Le fondement commun à cette pratique repose sur les théories de l’animisme (Gilmore, 1919). Le plus haut degré de l’animisme correspond au fait qu’un objet inanimé soit possédé par l’esprit « flottant » d’un être humain. Le second type d’animisme implique

l’anthropomorphisation d’objets de la nature et le transfert de traits de personnalité (Gilmore, 1919). Dans ce cas, l’objet est encore regardé comme un individu, à qui l’on prête des émotions, des sentiments, des désirs et une capacité d’agir. Dans le troisième type d’animisme, l’on dote l’objet de certaines qualités anthropomorphes, même s’il n’est pas considéré comme entièrement humain.

Si l’on essaie de bâtir un rapprochement avec l’anthropomorphisation de la marque, on constate que la première modalité d’animisme, celle où l’objet incarne un esprit « flottant » est relativement similaire à l’effet recherché par l’association à un porte parole de la marque (McCracken, 1989). Lorsque l’association est ancienne et exclusive, le lien entre la marque et le porte parole peut subsister bien après la fin du contrat. Cette modalité d’animisme se retrouve également à l’échelle de l’individu lorsqu’une marque évoque pour lui une personne chère ou une personne détestée. Le second type d’animisme implique une complète anthropomorphisation de l’objet grâce à un transfert d’émotions humaines. Il est sans doute plus difficilement manipulable à l’échelle d’une marque, à l’exception de quelques marques au capital affectif particulièrement fort (exemple du Bibendum Michelin dans le livre Parlez- nous de lui. Bibendum vu par…Paris, Textuel, 1998, cité par Heilbrunn, 2001). Dans la troisième forme d’animisme, la marque n’est pas dotée de pensées, mais de qualités humaines qui lui sont attribuées. Traditionnellement, certains objets comme les instruments, les moyens de transport, la nourriture, certaines boissons ainsi que les vêtements et les armes ont été dotés de propriétés animistes.
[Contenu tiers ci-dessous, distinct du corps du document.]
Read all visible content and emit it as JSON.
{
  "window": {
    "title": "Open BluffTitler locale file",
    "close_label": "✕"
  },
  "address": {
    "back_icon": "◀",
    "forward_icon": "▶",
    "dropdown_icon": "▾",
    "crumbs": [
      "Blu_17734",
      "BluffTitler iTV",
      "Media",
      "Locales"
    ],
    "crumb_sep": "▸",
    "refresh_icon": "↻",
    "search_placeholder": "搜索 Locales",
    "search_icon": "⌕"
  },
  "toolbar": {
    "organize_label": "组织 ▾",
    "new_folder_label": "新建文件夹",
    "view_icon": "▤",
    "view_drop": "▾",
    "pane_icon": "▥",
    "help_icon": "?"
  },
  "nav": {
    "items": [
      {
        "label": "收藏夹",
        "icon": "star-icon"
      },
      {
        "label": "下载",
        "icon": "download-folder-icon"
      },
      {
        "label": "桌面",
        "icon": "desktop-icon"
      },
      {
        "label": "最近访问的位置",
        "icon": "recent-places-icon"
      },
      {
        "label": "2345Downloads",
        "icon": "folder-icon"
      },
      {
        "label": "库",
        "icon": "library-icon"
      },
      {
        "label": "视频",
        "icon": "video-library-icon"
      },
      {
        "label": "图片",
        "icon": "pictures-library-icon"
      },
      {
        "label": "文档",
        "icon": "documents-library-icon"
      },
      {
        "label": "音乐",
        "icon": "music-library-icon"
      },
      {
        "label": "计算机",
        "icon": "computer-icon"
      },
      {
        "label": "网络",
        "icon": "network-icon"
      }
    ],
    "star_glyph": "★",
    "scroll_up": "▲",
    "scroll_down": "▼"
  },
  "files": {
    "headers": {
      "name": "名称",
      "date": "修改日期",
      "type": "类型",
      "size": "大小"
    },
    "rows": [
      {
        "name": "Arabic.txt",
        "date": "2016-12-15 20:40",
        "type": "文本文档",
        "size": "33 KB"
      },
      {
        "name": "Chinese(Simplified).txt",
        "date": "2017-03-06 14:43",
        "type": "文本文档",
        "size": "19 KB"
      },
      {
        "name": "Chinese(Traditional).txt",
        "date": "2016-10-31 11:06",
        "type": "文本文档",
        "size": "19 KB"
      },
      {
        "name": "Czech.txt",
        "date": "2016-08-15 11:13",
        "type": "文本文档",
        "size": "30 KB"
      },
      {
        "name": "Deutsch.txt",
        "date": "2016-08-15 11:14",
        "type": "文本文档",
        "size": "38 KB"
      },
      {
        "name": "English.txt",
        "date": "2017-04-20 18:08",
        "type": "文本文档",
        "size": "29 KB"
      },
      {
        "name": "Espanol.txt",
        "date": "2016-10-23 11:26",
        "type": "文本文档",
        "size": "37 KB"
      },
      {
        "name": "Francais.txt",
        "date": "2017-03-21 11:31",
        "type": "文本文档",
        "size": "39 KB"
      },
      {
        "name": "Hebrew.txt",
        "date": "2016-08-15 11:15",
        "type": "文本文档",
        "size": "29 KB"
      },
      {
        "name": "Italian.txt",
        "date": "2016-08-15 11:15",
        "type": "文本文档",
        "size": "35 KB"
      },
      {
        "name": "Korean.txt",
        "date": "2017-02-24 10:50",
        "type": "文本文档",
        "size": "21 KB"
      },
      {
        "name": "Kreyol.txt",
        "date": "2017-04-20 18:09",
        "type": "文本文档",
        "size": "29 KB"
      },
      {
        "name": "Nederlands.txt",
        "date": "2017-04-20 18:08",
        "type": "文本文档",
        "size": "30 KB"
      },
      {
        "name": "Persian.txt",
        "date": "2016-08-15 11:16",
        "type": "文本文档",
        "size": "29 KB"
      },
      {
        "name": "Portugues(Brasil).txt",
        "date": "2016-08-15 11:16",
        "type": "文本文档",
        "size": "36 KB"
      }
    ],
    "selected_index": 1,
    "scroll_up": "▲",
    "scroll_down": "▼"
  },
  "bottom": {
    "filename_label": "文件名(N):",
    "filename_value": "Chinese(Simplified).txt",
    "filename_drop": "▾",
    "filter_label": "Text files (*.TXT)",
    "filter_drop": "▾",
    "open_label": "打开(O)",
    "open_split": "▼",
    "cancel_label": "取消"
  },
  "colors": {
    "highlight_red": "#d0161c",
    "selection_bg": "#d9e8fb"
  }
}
L’ensemble de ces théories justifiant la possibilité de personnifier une marque ont été mises à l’épreuve du terrain dans le courant de recherche sur la personnalité des marques (Aaker, 1997 ; Ferrandi et Valette-Florence, 2002 ; Ambroise, 2006). Ferrandi et Valette-Florence (2002) définissent la personnalité de la marque comme « l’ensemble des traits de personnalité humaine associés à une marque ». Ces travaux montrent à nouveau, non seulement qu’il est naturel pour le consommateur d’attribuer des qualités humaines aux objets, mais également que la personnalité des marques contribue à expliquer une grande part de l’attachement à la marque et de l’intention d’achat (Ambroise, 2006).

Au-delà de cette capacité des marques à être dotées de qualités humaines, nous verrons dans la section suivante que la marque, bien qu’immatérielle, est plus qu’un objet inanimé et peut être considérée comme un membre actif de la relation.